Cubic NLW/NLKG: Difference between revisions

The cubic nonlinear wave and Klein-Gordon equations have been studied on R, on R^2, and on R^3.

Exact solutions

This kind of equation displays a class of solutions with a peculiar dispersion relation. To show explicitly this, let us consider the massless equation

${\displaystyle -\Box \phi +\lambda \phi ^{3}=0}$

being ${\displaystyle \,\lambda >0\!}$. An exact solution of this equation is given by

${\displaystyle \phi (x)=\pm \mu \left({\frac {2}{\lambda }}\right)^{1 \over 4}{\rm {sn}}(p\cdot x+\theta ,i),}$

being ${\displaystyle \,{\rm {sn\!}}}$ a Jacobi elliptic function and ${\displaystyle \,\mu ,\theta \!}$ two integration constants, and the following dispersion relation holds

${\displaystyle p^{2}=\mu ^{2}\left({\frac {\lambda }{2}}\right)^{1 \over 2}.}$

We see that we started with an equation without a mass term but the exact solution describes a wave with a dispersion relation proper to a massive solution. This can be seen as the superposition of an infinite number of massive linear waves through a Fourier series of the Jacobi function, that is

${\displaystyle \phi (t,0)=\pm \mu \left({\frac {2}{\lambda }}\right)^{1 \over 4}\sum _{n=0}^{\infty }(-1)^{n}{\frac {2\pi }{K(i)}}{\frac {e^{\left(n+{1 \over 2}\right)\pi }}{1+e^{-(2n+1)\pi }}}\sin \left((2n+1){\frac {\pi }{2K(i)}}\left({\frac {\lambda }{2}}\right)^{1 \over 4}\mu t\right)}$

being ${\displaystyle K(i)}$ an elliptic integral.
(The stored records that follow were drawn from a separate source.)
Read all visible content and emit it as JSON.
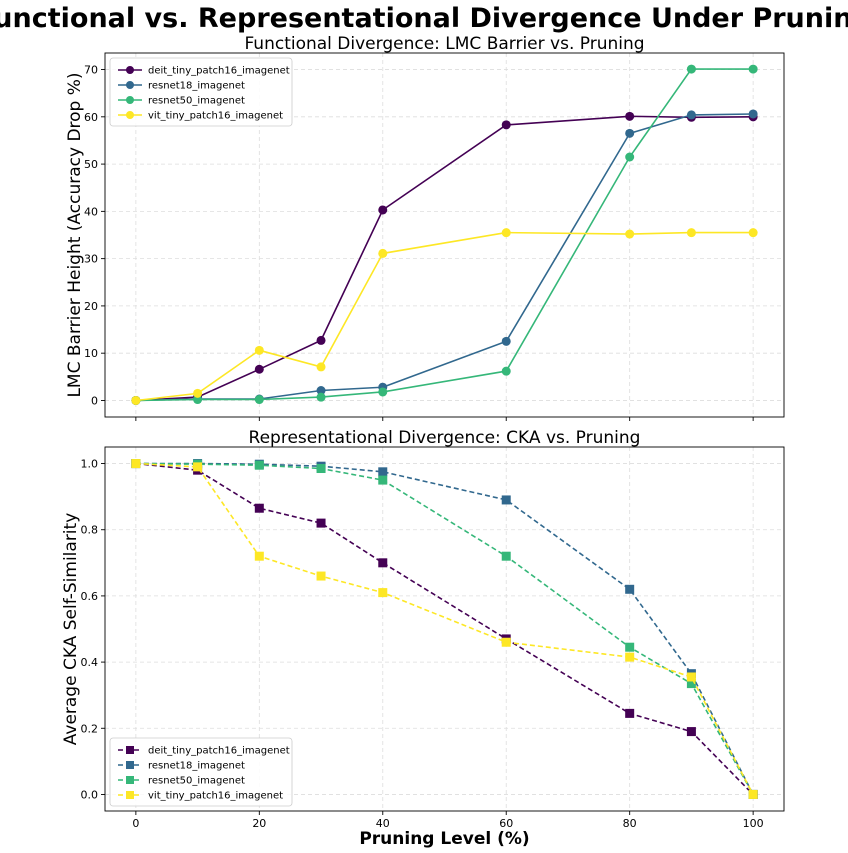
{
  "figure": {
    "title": "Functional vs. Representational Divergence Under Pruning"
  },
  "chart_data": [
    {
      "type": "line",
      "title": "Functional Divergence: LMC Barrier vs. Pruning",
      "xlabel": "",
      "ylabel": "LMC Barrier Height (Accuracy Drop %)",
      "xlim": [
        -5,
        105
      ],
      "ylim": [
        -3.5,
        73.5
      ],
      "xticks": [
        0,
        20,
        40,
        60,
        80,
        100
      ],
      "xtick_labels_shown": false,
      "yticks": [
        0,
        10,
        20,
        30,
        40,
        50,
        60,
        70
      ],
      "ytick_labels": [
        "0",
        "10",
        "20",
        "30",
        "40",
        "50",
        "60",
        "70"
      ],
      "grid": true,
      "legend": "top-left",
      "marker": "circle",
      "linestyle": "solid",
      "x": [
        0,
        10,
        20,
        30,
        40,
        60,
        80,
        90,
        100
      ],
      "series": [
        {
          "name": "deit_tiny_patch16_imagenet",
          "color": "#440154",
          "values": [
            0,
            0.7,
            6.6,
            12.7,
            40.3,
            58.3,
            60.1,
            59.9,
            60.0
          ]
        },
        {
          "name": "resnet18_imagenet",
          "color": "#31688e",
          "values": [
            0,
            0.3,
            0.3,
            2.1,
            2.8,
            12.5,
            56.5,
            60.4,
            60.6
          ]
        },
        {
          "name": "resnet50_imagenet",
          "color": "#35b779",
          "values": [
            0,
            0.2,
            0.2,
            0.7,
            1.8,
            6.2,
            51.5,
            70.1,
            70.1
          ]
        },
        {
          "name": "vit_tiny_patch16_imagenet",
          "color": "#fde725",
          "values": [
            0,
            1.5,
            10.6,
            7.1,
            31.1,
            35.5,
            35.2,
            35.5,
            35.5
          ]
        }
      ]
    },
    {
      "type": "line",
      "title": "Representational Divergence: CKA vs. Pruning",
      "xlabel": "Pruning Level (%)",
      "ylabel": "Average CKA Self-Similarity",
      "xlim": [
        -5,
        105
      ],
      "ylim": [
        -0.05,
        1.05
      ],
      "xticks": [
        0,
        20,
        40,
        60,
        80,
        100
      ],
      "xtick_labels": [
        "0",
        "20",
        "40",
        "60",
        "80",
        "100"
      ],
      "yticks": [
        0.0,
        0.2,
        0.4,
        0.6,
        0.8,
        1.0
      ],
      "ytick_labels": [
        "0.0",
        "0.2",
        "0.4",
        "0.6",
        "0.8",
        "1.0"
      ],
      "grid": true,
      "legend": "bottom-left",
      "marker": "square",
      "linestyle": "dashed",
      "x": [
        0,
        10,
        20,
        30,
        40,
        60,
        80,
        90,
        100
      ],
      "series": [
        {
          "name": "deit_tiny_patch16_imagenet",
          "color": "#440154",
          "values": [
            1.0,
            0.98,
            0.865,
            0.82,
            0.7,
            0.47,
            0.245,
            0.19,
            0.0
          ]
        },
        {
          "name": "resnet18_imagenet",
          "color": "#31688e",
          "values": [
            1.0,
            1.0,
            0.998,
            0.992,
            0.975,
            0.89,
            0.62,
            0.365,
            0.0
          ]
        },
        {
          "name": "resnet50_imagenet",
          "color": "#35b779",
          "values": [
            1.0,
            0.998,
            0.995,
            0.985,
            0.95,
            0.72,
            0.445,
            0.335,
            0.0
          ]
        },
        {
          "name": "vit_tiny_patch16_imagenet",
          "color": "#fde725",
          "values": [
            1.0,
            0.99,
            0.72,
            0.66,
            0.61,
            0.46,
            0.415,
            0.355,
            0.0
          ]
        }
      ]
    }
  ]
}
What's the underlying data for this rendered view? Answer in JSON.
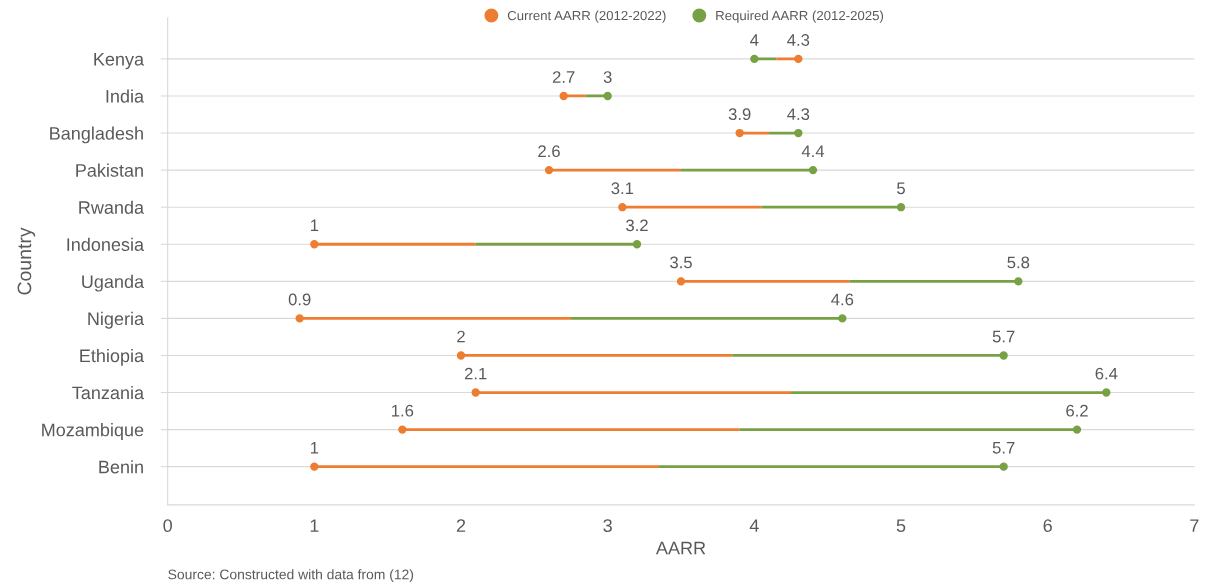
{
  "chart_data": {
    "type": "scatter",
    "orientation": "horizontal",
    "xlabel": "AARR",
    "ylabel": "Country",
    "categories": [
      "Kenya",
      "India",
      "Bangladesh",
      "Pakistan",
      "Rwanda",
      "Indonesia",
      "Uganda",
      "Nigeria",
      "Ethiopia",
      "Tanzania",
      "Mozambique",
      "Benin"
    ],
    "series": [
      {
        "name": "Current AARR (2012-2022)",
        "color": "#ed7d31",
        "values": [
          4.3,
          2.7,
          3.9,
          2.6,
          3.1,
          1,
          3.5,
          0.9,
          2,
          2.1,
          1.6,
          1
        ]
      },
      {
        "name": "Required AARR (2012-2025)",
        "color": "#78a145",
        "values": [
          4,
          3,
          4.3,
          4.4,
          5,
          3.2,
          5.8,
          4.6,
          5.7,
          6.4,
          6.2,
          5.7
        ]
      }
    ],
    "xlim": [
      0,
      7
    ],
    "xticks": [
      0,
      1,
      2,
      3,
      4,
      5,
      6,
      7
    ],
    "grid": "y",
    "legend": "top",
    "marker": "circle",
    "data_labels": true,
    "annotations": [
      "Source: Constructed with data from (12)"
    ]
  }
}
We recognize the "spectrum"

${\displaystyle m_{n}=(2n+1){\frac {\pi }{2K(i)}}\left({\frac {\lambda }{2}}\right)^{1 \over 4}\mu .}$

But a meaning as a mass spectrum can only be given within a quantum field theory FraB2006.

Similarly, when there is a mass term as in

${\displaystyle -\Box \phi +\mu _{0}^{2}\phi +\lambda \phi ^{3}=0}$

the exact solution is given by

${\displaystyle \phi (x)=\pm {\sqrt {\frac {2\mu ^{4}}{\mu _{0}^{2}+{\sqrt {\mu _{0}^{4}+2\lambda \mu ^{4}}}}}}{\rm {sn}}\left(p\cdot x+\theta ,{\sqrt {\frac {-\mu _{0}^{2}+{\sqrt {\mu _{0}^{4}+2\lambda \mu ^{4}}}}{-\mu _{0}^{2}-{\sqrt {\mu _{0}^{4}+2\lambda \mu ^{4}}}}}}\right)}$

being now the dispersion relation

${\displaystyle p^{2}=\mu _{0}^{2}+{\frac {\lambda \mu ^{4}}{\mu _{0}^{2}+{\sqrt {\mu _{0}^{4}+2\lambda \mu ^{4}}}}}.}$

Finally, we can write down the exact solution for the case

${\displaystyle -\Box \phi -\mu _{0}^{2}\phi +\lambda \phi ^{3}=0}$

that is given by

${\displaystyle \phi (x)=\pm v\cdot {\rm {dn}}(p\cdot x+\theta ,i),}$

being ${\displaystyle v={\sqrt {\frac {2\mu _{0}^{2}}{3\lambda }}}}$ and the following dispersion relation holds

${\displaystyle p^{2}={\frac {\lambda v^{2}}{2}}.}$

These wave solutions are interesting as, notwithstanding we started with an equation with a wrong mass sign, the dispersion relation has the right one. Besides, Jacobi function ${\displaystyle \,{\rm {dn}}\!}$ has no real zeros and so the field is never zero but moves around a given constant value that is initially chosen. This effect is known as spontaneous breaking of symmetry in physics.